Он боялся перегнуть палку, ведь такая его заботливость могла вызвать подозрение у Софи. Но она посмотрела на него с удивлением и почти с надеждой. Не думала ли она, что, преисполненный раскаяния, он вернется к своей дочери? Простодушие самых умных женщин не имеет границ, когда речь идет о перемене чувств.
После отъезда доктора Прикусова Михаил Борисович снова пожаловался на спазм в груди. Он морщился, задыхался, заикался:
– Это ничего!.. Вот!… Господи!.. Ох!.. Проходит!..
Сын и сноха настояли, чтобы Михаил Борисович рано лег, выпив предварительно липовый отвар. Он провел великолепную ночь. Утром за завтраком Софи сообщила ему, что Николай один поедет в Санкт-Петербург. Михаил Борисович чуть не задохнулся от радости. Все складывалось так, как он того хотел. Михаил Борисович размышлял: «Какая прекрасная паутина лжи! Я в восторге от того, что избавился от сына, и делаю вид, будто сожалею о том, что он уезжает без своей жены; Софи рада, что остается в Каштановке, и притворяется, будто обстоятельства вынудили ее поступить так…» Последнее предложение было наименее бесспорным из трех. Подумав об этом, Михаил Борисович прижал к сердцу обе руки. Сын и сноха заметили его жест и обменялись заговорщическим взглядом. Чтобы зря не потревожить больного, Софи сказала:
– Главное, отец, не воображайте, что я остаюсь из-за вас! Просто я боюсь, что путешествие в такое время может переутомить меня!
– Если это так, – прошептал он, – то я согласен.

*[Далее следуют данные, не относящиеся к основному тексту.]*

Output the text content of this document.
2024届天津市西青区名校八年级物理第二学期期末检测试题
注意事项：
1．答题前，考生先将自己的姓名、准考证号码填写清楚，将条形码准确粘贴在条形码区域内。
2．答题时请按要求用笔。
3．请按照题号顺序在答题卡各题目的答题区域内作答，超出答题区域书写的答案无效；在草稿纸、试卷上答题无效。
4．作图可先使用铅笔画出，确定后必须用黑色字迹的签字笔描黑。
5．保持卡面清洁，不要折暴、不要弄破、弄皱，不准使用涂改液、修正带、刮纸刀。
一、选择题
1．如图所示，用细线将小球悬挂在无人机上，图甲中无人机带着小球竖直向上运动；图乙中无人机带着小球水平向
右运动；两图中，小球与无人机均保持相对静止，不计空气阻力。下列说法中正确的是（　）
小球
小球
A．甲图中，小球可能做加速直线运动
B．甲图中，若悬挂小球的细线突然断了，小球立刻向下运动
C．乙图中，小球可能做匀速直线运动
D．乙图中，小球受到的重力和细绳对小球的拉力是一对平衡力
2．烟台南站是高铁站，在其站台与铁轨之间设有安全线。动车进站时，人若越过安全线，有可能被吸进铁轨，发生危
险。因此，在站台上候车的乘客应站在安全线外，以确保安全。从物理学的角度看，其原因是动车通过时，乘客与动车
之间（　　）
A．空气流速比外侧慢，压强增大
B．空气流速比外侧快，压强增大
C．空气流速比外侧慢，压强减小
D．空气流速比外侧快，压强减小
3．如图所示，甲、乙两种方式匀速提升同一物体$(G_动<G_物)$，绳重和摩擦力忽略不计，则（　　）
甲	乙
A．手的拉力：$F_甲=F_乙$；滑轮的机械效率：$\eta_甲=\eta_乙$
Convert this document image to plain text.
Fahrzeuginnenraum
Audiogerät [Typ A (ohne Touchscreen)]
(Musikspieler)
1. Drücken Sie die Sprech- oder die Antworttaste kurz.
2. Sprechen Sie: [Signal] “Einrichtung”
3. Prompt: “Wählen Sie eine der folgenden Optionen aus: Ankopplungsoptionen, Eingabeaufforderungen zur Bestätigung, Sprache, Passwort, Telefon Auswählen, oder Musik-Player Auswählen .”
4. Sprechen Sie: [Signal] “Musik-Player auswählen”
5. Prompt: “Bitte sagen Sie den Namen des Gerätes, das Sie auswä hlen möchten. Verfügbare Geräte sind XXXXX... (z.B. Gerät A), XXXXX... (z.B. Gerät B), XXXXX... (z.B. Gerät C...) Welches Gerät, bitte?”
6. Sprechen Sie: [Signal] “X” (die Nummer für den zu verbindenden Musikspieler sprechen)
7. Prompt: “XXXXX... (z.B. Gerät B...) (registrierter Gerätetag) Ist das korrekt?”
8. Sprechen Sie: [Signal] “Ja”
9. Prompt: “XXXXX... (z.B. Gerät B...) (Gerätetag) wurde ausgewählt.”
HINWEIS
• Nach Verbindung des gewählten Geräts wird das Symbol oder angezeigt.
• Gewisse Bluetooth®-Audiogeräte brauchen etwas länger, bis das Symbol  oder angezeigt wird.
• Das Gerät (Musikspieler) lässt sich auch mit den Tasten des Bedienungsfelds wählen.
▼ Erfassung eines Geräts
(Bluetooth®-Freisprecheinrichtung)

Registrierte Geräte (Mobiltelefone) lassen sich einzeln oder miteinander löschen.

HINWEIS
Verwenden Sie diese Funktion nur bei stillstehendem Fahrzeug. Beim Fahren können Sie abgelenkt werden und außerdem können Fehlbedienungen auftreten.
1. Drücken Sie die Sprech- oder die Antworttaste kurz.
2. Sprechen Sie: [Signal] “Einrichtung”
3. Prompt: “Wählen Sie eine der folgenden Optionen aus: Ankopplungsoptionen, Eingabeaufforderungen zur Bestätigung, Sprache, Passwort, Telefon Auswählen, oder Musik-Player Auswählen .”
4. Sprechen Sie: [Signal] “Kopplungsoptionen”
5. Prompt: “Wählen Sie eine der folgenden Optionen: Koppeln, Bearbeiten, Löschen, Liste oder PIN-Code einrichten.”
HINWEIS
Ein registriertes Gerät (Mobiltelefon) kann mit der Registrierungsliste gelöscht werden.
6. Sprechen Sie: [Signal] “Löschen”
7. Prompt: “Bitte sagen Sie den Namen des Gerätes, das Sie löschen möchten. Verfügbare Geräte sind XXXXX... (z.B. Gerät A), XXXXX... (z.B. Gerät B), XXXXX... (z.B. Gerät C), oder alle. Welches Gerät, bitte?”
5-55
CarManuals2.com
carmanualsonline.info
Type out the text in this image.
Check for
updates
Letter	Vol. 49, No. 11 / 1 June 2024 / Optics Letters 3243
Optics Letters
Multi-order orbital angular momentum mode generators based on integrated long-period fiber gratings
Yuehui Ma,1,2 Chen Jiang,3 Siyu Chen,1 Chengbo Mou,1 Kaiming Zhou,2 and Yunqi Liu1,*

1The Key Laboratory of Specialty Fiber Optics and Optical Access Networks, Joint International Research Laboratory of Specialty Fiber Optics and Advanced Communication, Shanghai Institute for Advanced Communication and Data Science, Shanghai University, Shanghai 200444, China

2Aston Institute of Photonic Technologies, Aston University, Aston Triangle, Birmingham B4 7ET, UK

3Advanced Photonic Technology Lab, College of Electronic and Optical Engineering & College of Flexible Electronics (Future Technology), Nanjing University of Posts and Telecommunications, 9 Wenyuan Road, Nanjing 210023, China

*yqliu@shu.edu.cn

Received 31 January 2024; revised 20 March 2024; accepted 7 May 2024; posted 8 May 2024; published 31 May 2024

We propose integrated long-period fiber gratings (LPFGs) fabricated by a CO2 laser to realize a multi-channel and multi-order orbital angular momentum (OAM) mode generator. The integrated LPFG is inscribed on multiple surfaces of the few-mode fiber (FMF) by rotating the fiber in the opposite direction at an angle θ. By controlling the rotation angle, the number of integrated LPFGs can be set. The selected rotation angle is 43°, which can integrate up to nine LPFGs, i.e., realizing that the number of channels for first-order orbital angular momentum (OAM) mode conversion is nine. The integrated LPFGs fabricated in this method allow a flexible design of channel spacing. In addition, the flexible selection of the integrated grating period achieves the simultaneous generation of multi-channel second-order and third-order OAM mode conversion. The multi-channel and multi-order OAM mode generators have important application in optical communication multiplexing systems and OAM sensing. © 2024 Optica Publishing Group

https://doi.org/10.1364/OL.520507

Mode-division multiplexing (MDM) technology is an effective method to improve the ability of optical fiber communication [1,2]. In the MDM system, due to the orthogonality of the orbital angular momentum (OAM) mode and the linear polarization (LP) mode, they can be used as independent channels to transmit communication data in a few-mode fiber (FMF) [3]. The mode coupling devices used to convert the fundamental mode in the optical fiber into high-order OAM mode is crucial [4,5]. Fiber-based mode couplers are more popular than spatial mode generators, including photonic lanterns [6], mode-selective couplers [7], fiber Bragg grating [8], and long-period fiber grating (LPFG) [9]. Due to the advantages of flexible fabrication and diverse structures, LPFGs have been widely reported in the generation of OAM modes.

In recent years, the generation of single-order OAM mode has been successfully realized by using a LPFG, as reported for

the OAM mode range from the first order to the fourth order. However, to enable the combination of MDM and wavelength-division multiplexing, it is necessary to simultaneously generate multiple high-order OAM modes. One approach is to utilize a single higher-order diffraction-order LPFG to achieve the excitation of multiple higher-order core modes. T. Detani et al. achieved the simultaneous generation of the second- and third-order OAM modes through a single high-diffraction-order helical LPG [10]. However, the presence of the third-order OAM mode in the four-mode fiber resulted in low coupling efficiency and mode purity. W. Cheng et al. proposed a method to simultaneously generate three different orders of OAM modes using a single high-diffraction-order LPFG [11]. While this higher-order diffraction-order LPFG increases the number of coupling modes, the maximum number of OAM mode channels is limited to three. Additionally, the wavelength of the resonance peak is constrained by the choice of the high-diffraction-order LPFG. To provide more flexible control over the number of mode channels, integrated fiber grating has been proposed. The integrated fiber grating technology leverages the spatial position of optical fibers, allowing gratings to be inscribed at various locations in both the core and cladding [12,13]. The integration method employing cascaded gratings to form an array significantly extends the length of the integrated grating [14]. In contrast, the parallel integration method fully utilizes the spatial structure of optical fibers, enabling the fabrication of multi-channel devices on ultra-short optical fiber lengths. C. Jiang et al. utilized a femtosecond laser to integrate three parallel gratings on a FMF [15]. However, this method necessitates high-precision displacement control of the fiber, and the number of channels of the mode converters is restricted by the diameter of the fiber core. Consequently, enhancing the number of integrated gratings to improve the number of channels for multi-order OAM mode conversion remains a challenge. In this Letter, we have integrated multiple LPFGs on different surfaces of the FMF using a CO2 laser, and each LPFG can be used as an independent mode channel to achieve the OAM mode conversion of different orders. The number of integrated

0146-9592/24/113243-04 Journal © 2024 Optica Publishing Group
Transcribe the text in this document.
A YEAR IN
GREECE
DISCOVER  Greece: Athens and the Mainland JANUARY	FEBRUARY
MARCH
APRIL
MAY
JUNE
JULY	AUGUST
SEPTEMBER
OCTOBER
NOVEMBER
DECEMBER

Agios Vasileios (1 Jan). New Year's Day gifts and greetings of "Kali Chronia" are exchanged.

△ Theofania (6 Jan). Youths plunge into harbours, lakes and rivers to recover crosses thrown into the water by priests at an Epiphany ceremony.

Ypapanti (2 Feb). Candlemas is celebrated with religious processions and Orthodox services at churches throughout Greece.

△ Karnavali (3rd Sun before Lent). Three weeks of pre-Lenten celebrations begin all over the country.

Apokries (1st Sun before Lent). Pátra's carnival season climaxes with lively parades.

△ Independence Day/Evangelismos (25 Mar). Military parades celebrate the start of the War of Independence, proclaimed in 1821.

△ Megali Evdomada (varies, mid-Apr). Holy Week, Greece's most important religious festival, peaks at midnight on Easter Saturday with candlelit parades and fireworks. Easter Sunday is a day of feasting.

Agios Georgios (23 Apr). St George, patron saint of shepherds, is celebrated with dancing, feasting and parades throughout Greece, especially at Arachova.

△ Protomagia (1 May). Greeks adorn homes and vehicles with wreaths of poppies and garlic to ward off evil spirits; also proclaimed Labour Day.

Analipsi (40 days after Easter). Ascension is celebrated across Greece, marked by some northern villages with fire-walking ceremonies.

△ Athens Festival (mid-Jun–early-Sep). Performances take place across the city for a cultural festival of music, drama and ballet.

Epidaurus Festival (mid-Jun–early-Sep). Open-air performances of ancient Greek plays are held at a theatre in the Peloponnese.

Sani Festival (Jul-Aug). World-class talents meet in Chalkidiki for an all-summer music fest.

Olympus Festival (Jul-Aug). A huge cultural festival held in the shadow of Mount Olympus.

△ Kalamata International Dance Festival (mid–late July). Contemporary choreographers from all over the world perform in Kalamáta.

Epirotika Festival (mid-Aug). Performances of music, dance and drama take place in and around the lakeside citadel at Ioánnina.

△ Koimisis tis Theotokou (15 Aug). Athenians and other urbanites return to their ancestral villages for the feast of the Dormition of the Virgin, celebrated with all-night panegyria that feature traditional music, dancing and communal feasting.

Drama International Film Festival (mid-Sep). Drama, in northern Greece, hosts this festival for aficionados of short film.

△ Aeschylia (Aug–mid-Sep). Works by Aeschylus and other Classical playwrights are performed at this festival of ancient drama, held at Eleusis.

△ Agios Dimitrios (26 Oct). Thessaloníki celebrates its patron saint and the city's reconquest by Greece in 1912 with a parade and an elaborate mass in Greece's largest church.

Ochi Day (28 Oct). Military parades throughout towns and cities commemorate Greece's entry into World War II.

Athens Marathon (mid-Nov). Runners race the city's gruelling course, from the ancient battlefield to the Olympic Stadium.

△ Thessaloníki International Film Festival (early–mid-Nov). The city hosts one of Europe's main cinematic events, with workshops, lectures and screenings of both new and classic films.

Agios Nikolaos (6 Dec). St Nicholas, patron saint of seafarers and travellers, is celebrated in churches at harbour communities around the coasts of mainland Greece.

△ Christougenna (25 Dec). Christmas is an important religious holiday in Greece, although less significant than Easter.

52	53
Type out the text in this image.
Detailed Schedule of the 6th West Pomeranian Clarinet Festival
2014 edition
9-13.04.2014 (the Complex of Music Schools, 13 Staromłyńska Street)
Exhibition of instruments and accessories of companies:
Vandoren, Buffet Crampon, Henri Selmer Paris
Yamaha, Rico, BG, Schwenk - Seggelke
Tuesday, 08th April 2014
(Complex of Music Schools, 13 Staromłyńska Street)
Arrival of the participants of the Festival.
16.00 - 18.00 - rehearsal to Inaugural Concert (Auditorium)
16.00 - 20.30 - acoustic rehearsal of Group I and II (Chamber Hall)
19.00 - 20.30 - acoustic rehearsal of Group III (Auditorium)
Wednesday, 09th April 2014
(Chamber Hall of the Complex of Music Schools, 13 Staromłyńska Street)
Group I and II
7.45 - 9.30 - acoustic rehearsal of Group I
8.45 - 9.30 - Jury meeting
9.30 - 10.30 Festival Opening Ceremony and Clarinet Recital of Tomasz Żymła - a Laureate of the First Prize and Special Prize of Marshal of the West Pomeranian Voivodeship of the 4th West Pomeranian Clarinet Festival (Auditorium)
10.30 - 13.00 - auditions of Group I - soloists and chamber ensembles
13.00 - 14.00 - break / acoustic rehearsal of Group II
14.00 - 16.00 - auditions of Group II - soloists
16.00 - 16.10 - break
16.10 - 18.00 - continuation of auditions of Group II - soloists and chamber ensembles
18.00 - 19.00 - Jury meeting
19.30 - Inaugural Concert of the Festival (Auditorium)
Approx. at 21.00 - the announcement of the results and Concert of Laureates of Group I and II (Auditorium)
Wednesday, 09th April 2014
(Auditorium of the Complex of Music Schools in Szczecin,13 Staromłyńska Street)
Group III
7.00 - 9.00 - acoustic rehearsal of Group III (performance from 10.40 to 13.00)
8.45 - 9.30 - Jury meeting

И он склонил голову на грудь, будто побежденный великодушием детей.
6
В ночь с 6 на 7 ноября Николай был разбужен скорбным завыванием ветра в печи. Он зажег свечу на ночном столике. Порывом ветра раздувало пламя. На стене обозначилась огромная тень человека, будто выходящая из могилы. Во всех углах потрескивал паркет, стекла дрожали в оконных переплетах. Как обычно во время бессонницы, Николай обратился взором к иконе и перекрестился. Приехав двое суток назад в Санкт-Петербург, он поселился в этой пустой квартире, но не чувствовал себя здесь дома. Первый визит он нанес нотариусу своего отца Дмитрию Львовичу Муханову, который должен был заняться продажей дома. По утверждению юриста, дело предстояло нелегкое. Часть документов была утеряна. Возможно, необходимые сведения удастся найти в Смоленске, где родилась мать Николая и еще жили ее родственники. К счастью, у Дмитрия Львовича Муханова был хороший друг в этом городе. Ему придется поручить поиски. Но на это потребуется время. Перспектива подобной отсрочки вовсе не беспокоила Николая и, напротив, доставляла ему радость. Словно предвидев, что пребывание сына в столице может продлиться, Михаил Борисович перед отъездом снабдил его довольно приличной суммой денег. Что же касается Софи, то она приготовилась к разлуке на две-три недели с учетом того, что поездка туда и обратно потребует в общей сложности неделю. Никогда еще после женитьбы Николай не был свободнее!